An aerial landscape of Gozo. Photos: Daniel Cilia
Photographer Daniel Cilia has produced an alternative view of Gozo in a series of curious shots from atop cherry pickers, helicopters and microlight planes.
Visitors to Cilia’s exhibition, An Eye in the Sky over Gozo, may wonder what the patterns – sometimes symmetrical, at other times pleasantly irregular – represent in reality.
Over the past decades, the photographer has flown several times over Malta, Gozo and Comino for clients who needed specific aerial photography.
But whenever he flew over the archipelago, Cilia felt continually presented with new themes and fresh ideas that provided a constant, fascinating source of inspiration.

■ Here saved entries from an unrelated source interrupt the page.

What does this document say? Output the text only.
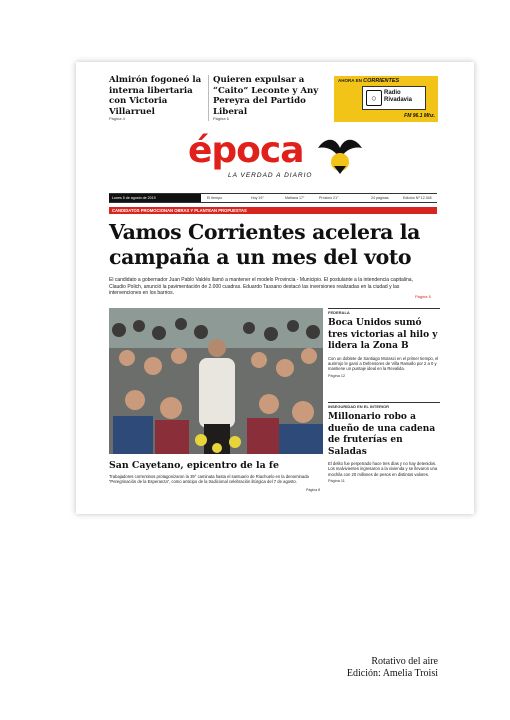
Almirón fogoneó la interna libertaria con Victoria Villarruel
Página 4
Quieren expulsar a “Caito” Leconte y Any Pereyra del Partido Liberal
Página 6
AHORA EN CORRIENTES
○	Radio Rivadavia
FM 96.1 Mhz.
época
LA VERDAD A DIARIO
Lunes 5 de agosto de 2019	El tiempo	Hoy 19°	Mañana 17°	Próximo 21°	24 páginas	Edición Nº 12.345
CANDIDATOS PROMOCIONAN OBRAS Y PLANTEAN PROPUESTAS
Vamos Corrientes acelera la campaña a un mes del voto

El candidato a gobernador Juan Pablo Valdés llamó a mantener el modelo Provincia - Municipio. El postulante a la intendencia capitalina, Claudio Polich, anunció la pavimentación de 2.000 cuadras. Eduardo Tassano destacó las inversiones realizadas en la ciudad y las intervenciones en los barrios.

Página 5
San Cayetano, epicentro de la fe

Trabajadores correntinos protagonizaron la 39° caminata hasta el santuario de Riachuelo en la denominada “Peregrinación de la Esperanza”, como anticipo de la tradicional celebración litúrgica del 7 de agosto.

Página 8
FEDERALA
Boca Unidos sumó tres victorias al hilo y lidera la Zona B

Con un doblete de Santiago Morasci en el primer tiempo, el aurirrojo le ganó a Defensores de Villa Ramallo por 2 a 0 y mantiene un puntaje ideal en la Revalida.

Página 12
INSEGURIDAD EN EL INTERIOR
Millonario robo a dueño de una cadena de fruterías en Saladas

El delito fue perpetrado hace tres días y no hay detenidos. Los malvivientes ingresaron a la vivienda y se llevaron una mochila con 20 millones de pesos en distintos valores.

Página 11
Rotativo del aire
Edición: Amelia Troisi
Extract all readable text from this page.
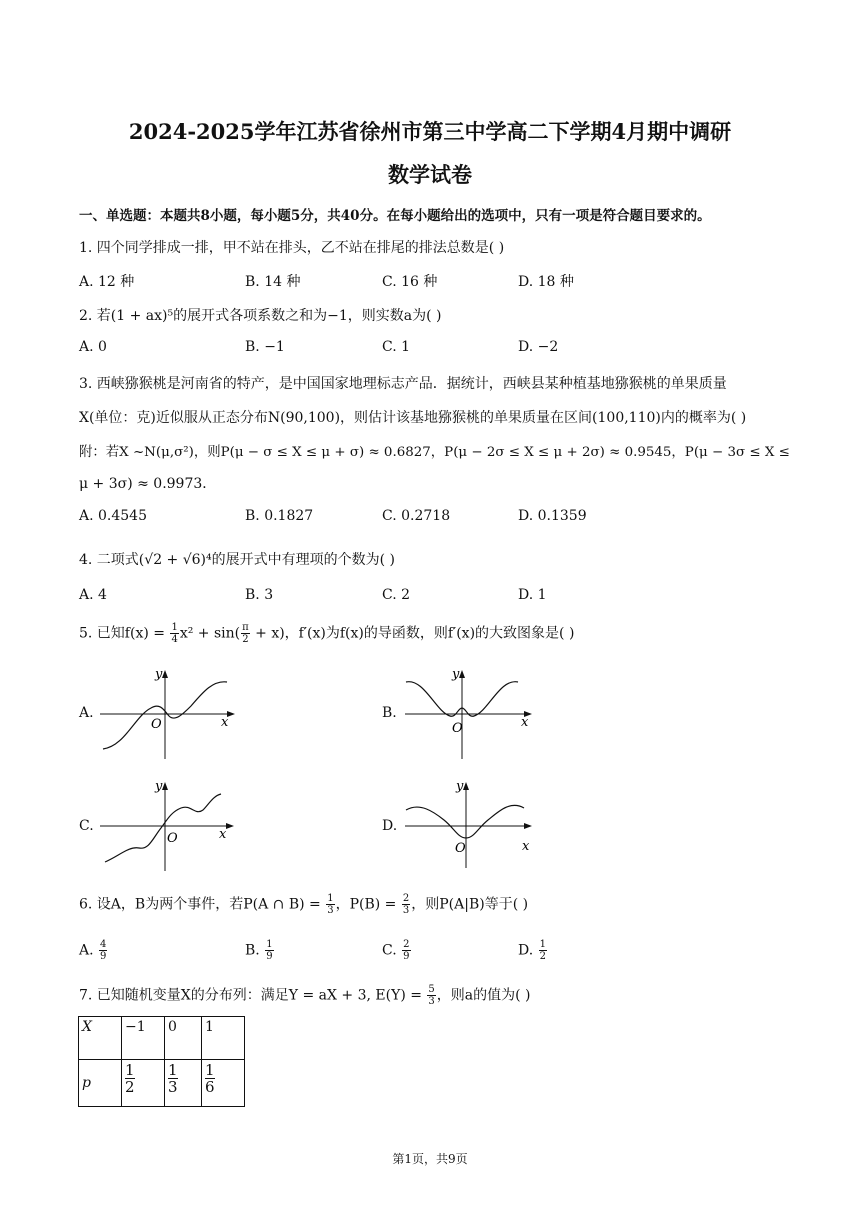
2024-2025学年江苏省徐州市第三中学高二下学期4月期中调研
数学试卷
一、单选题：本题共8小题，每小题5分，共40分。在每小题给出的选项中，只有一项是符合题目要求的。
1. 四个同学排成一排，甲不站在排头，乙不站在排尾的排法总数是( )
A. 12 种	B. 14 种	C. 16 种	D. 18 种
2. 若(1 + ax)⁵的展开式各项系数之和为−1，则实数a为( )
A. 0	B. −1	C. 1	D. −2
3. 西峡猕猴桃是河南省的特产，是中国国家地理标志产品．据统计，西峡县某种植基地猕猴桃的单果质量
X(单位：克)近似服从正态分布N(90,100)，则估计该基地猕猴桃的单果质量在区间(100,110)内的概率为( )
附：若X ~N(μ,σ²)，则P(μ − σ ≤ X ≤ μ + σ) ≈ 0.6827，P(μ − 2σ ≤ X ≤ μ + 2σ) ≈ 0.9545，P(μ − 3σ ≤ X ≤
μ + 3σ) ≈ 0.9973．
A. 0.4545	B. 0.1827	C. 0.2718	D. 0.1359
4. 二项式(√2 + √6)⁴的展开式中有理项的个数为( )
A. 4	B. 3	C. 2	D. 1
5. 已知$f(x) = \frac{1}{4} x^2 + \sin( \frac{\pi}{2} + x)$，f′(x)为f(x)的导函数，则f′(x)的大致图象是( )
A.
y
x
O
B.
y
x
O
C.
y
x
O
D.
y
x
O
6. 设A，B为两个事件，若P(A ∩ $B) = \frac{1}{3}$ ，$P(B) = \frac{2}{3}$ ，则P(A|B)等于( )
A. $\frac{4}{9}$	B. $\frac{1}{9}$	C. $\frac{2}{9}$	D. $\frac{1}{2}$
7. 已知随机变量X的分布列：满足Y = aX + 3, $E(Y) = \frac{5}{3}$ ，则a的值为( )
X	−1	0	1
p	$\frac{1}{2}$	$\frac{1}{3}$	$\frac{1}{6}$
第1页，共9页
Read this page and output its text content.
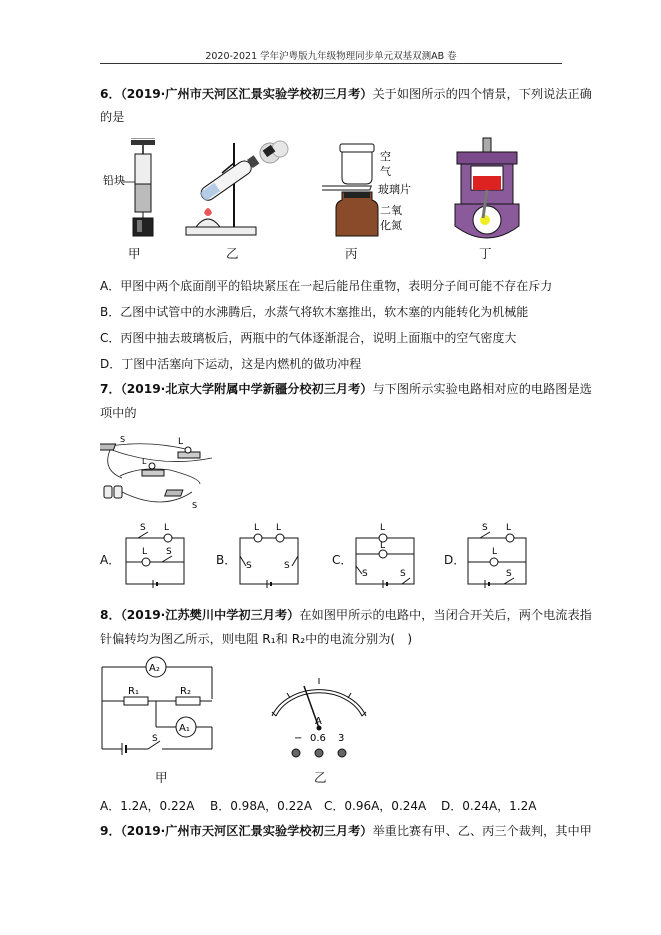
2020-2021 学年沪粤版九年级物理同步单元双基双测AB 卷
6．（2019·广州市天河区汇景实验学校初三月考）关于如图所示的四个情景，下列说法正确
的是
铅块
甲	乙
空
气
玻璃片
二氧
化氮
丙	丁
A．甲图中两个底面削平的铅块紧压在一起后能吊住重物，表明分子间可能不存在斥力
B．乙图中试管中的水沸腾后，水蒸气将软木塞推出，软木塞的内能转化为机械能
C．丙图中抽去玻璃板后，两瓶中的气体逐渐混合，说明上面瓶中的空气密度大
D．丁图中活塞向下运动，这是内燃机的做功冲程
7．（2019·北京大学附属中学新疆分校初三月考）与下图所示实验电路相对应的电路图是选
项中的
S	L
L
S
A．
S L
L S
B．
L L
S	S	C．
L
L
S	S
D．
S L
L
S
8．（2019·江苏樊川中学初三月考）在如图甲所示的电路中，当闭合开关后，两个电流表指
针偏转均为图乙所示，则电阻 R₁和 R₂中的电流分别为(　)
A₂
R₁	R₂
A₁
S
甲
A
− 0.6 3
乙
A．1.2A，0.22A B．0.98A，0.22A C．0.96A，0.24A D．0.24A，1.2A
9．（2019·广州市天河区汇景实验学校初三月考）举重比赛有甲、乙、丙三个裁判，其中甲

At times, he could not help but shoot an image or two for his personal photo library, hoping that one day he would be able to collect them in book form.
His collection includes shots from a two-seater helicopter, various two-seater, four-seater, and eight-seater planes, open and closed microlight planes, flying cameras and the occasional cherry picker.
Some of the shots have made it to An Eye in the Sky over Gozo, which is being held until July 17 at the Il-Ħaġar (Heart of Gozo) Museum, as part of the Victoria International Arts Festival.
In the accompanying catalogue, Cilia tells viewers that looking at Gozo’s familiar places with his ‘eye in the sky’ will at times tease them into “trying to figure out where and what they are looking at, so unusual is the angle that drops perpendicularly from the empty air above us”.